IB/PVV. Navorderingsaanslag. Project 1043. Specifieke zorgkosten.

Uitspraak

locatie Arnhem

nummer 20/00656

uitspraakdatum: 8 maart 2022

Uitspraak van de tweede meervoudige belastingkamer

op het hoger beroep van

[belanghebbende] te [woonplaats] (hierna: belanghebbende)

tegen de uitspraak van de rechtbank Gelderland (hierna: de Rechtbank) van 26 maart 2020, nummer AWB 19/3945, in het geding tussen belanghebbende en

de inspecteur van de Belastingdienst/Kantoor Amsterdam (hierna: de Inspecteur)

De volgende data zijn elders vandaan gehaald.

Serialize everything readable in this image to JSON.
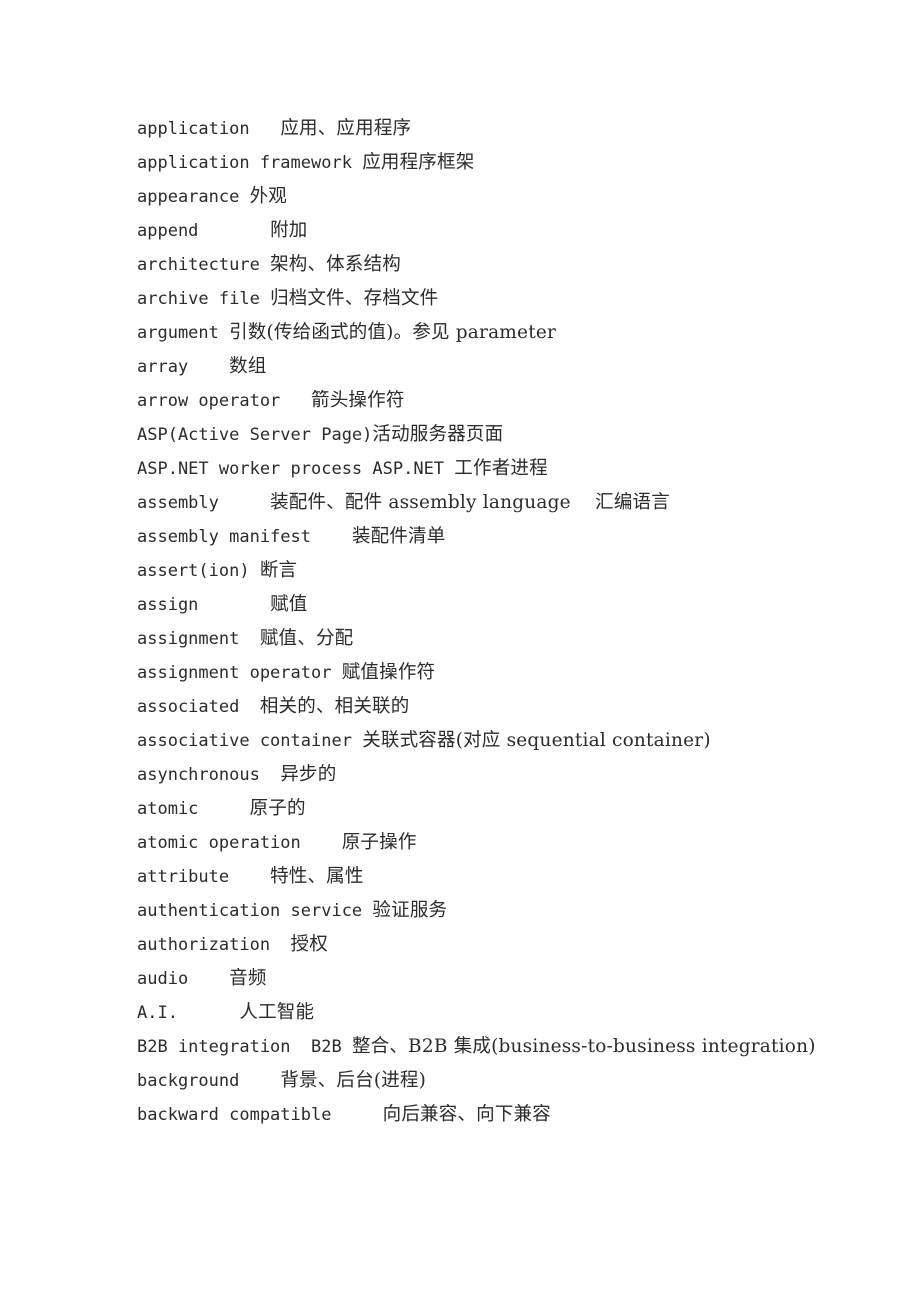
{
  "document": {
    "type": "glossary-page",
    "language_pair": "English-Chinese",
    "background_color": "#ffffff",
    "text_color": "#2b2b2b",
    "entries": [
      {
        "term": "application",
        "gap": "   ",
        "translation": "应用、应用程序"
      },
      {
        "term": "application framework",
        "gap": " ",
        "translation": "应用程序框架"
      },
      {
        "term": "appearance",
        "gap": " ",
        "translation": "外观"
      },
      {
        "term": "append",
        "gap": "       ",
        "translation": "附加"
      },
      {
        "term": "architecture",
        "gap": " ",
        "translation": "架构、体系结构"
      },
      {
        "term": "archive file",
        "gap": " ",
        "translation": "归档文件、存档文件"
      },
      {
        "term": "argument",
        "gap": " ",
        "translation": "引数(传给函式的值)。参见 parameter"
      },
      {
        "term": "array",
        "gap": "    ",
        "translation": "数组"
      },
      {
        "term": "arrow operator",
        "gap": "   ",
        "translation": "箭头操作符"
      },
      {
        "term": "ASP(Active Server Page)",
        "gap": "",
        "translation": "活动服务器页面"
      },
      {
        "term": "ASP.NET worker process ASP.NET",
        "gap": " ",
        "translation": "工作者进程"
      },
      {
        "term": "assembly",
        "gap": "     ",
        "translation": "装配件、配件 assembly language    汇编语言"
      },
      {
        "term": "assembly manifest",
        "gap": "    ",
        "translation": "装配件清单"
      },
      {
        "term": "assert(ion)",
        "gap": " ",
        "translation": "断言"
      },
      {
        "term": "assign",
        "gap": "       ",
        "translation": "赋值"
      },
      {
        "term": "assignment",
        "gap": "  ",
        "translation": "赋值、分配"
      },
      {
        "term": "assignment operator",
        "gap": " ",
        "translation": "赋值操作符"
      },
      {
        "term": "associated",
        "gap": "  ",
        "translation": "相关的、相关联的"
      },
      {
        "term": "associative container",
        "gap": " ",
        "translation": "关联式容器(对应 sequential container)"
      },
      {
        "term": "asynchronous",
        "gap": "  ",
        "translation": "异步的"
      },
      {
        "term": "atomic",
        "gap": "     ",
        "translation": "原子的"
      },
      {
        "term": "atomic operation",
        "gap": "    ",
        "translation": "原子操作"
      },
      {
        "term": "attribute",
        "gap": "    ",
        "translation": "特性、属性"
      },
      {
        "term": "authentication service",
        "gap": " ",
        "translation": "验证服务"
      },
      {
        "term": "authorization",
        "gap": "  ",
        "translation": "授权"
      },
      {
        "term": "audio",
        "gap": "    ",
        "translation": "音频"
      },
      {
        "term": "A.I.",
        "gap": "      ",
        "translation": "人工智能"
      },
      {
        "term": "B2B integration  B2B",
        "gap": " ",
        "translation": "整合、B2B 集成(business-to-business integration)"
      },
      {
        "term": "background",
        "gap": "    ",
        "translation": "背景、后台(进程)"
      },
      {
        "term": "backward compatible",
        "gap": "     ",
        "translation": "向后兼容、向下兼容"
      }
    ]
  }
}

1 Ontstaan en loop van het geding

1.1.

Aan belanghebbende is over het jaar 2014 een navorderingsaanslag inkomstenbelasting/premie volksverzekeringen (hierna: IB/PVV) opgelegd, berekend naar een belastbaar inkomen uit werk en woning van € 15.887. Bij beschikking is belastingrente berekend van € 53.

1.2.

De Inspecteur heeft bij in één geschrift vervatte uitspraken op bezwaar het bezwaar ongegrond verklaard.

1.3.

Belanghebbende is tegen die uitspraken in beroep gekomen bij de Rechtbank. De Rechtbank heeft het beroep ongegrond verklaard.

1.4.

Belanghebbende heeft tegen de uitspraak van de Rechtbank hoger beroep ingesteld.

1.5.

Het Hof heeft partijen gevraagd of zij ter zitting willen worden gehoord. Partijen hebben verklaard van dat recht geen gebruik te willen maken. Het Hof heeft vervolgens bepaald dat het onderzoek ter zitting achterwege blijft en het onderzoek gesloten.

1.6.

Bij brief van 19 augustus 2021 heeft het Hof besloten het onderzoek te heropenen en de zaak aan te houden in afwachting van de arresten van de Hoge Raad in de zaken waarin door A-G Niessen op 17 juni 2021 conclusie is genomen.1

1.7.

Bij brief van 13 december 2021 heeft het Hof belanghebbende meegedeeld dat de Hoge Raad op 10 december 2021 arrest heeft gewezen in de zaak met nummer 20/02304 (hierna: het arrest van 10 december 2021) en belanghebbende in de gelegenheid gesteld binnen vier weken na dagtekening van deze brief een reactie in te dienen op dat arrest en daarbij aan te geven welke gevolgen daaraan moeten worden verbonden voor de onderhavige zaak.

1.8.

De gemachtigde van belanghebbende heeft het Hof telefonisch laten weten dat hij de brief van 13 december 2021 heeft ontvangen en dat de zaak zonder mondelinge behandeling kan worden afgedaan omdat het arrest van de Hoge Raad duidelijk is.

1.9.

Bij brief van 15 december 2021 heeft het Hof de reactie van belanghebbende doorgegeven aan de Inspecteur en de Inspecteur in de gelegenheid gesteld binnen vier weken na dagtekening van deze brief een reactie in te dienen op het arrest van 10 december 2021 en de reactie daarop van belanghebbende.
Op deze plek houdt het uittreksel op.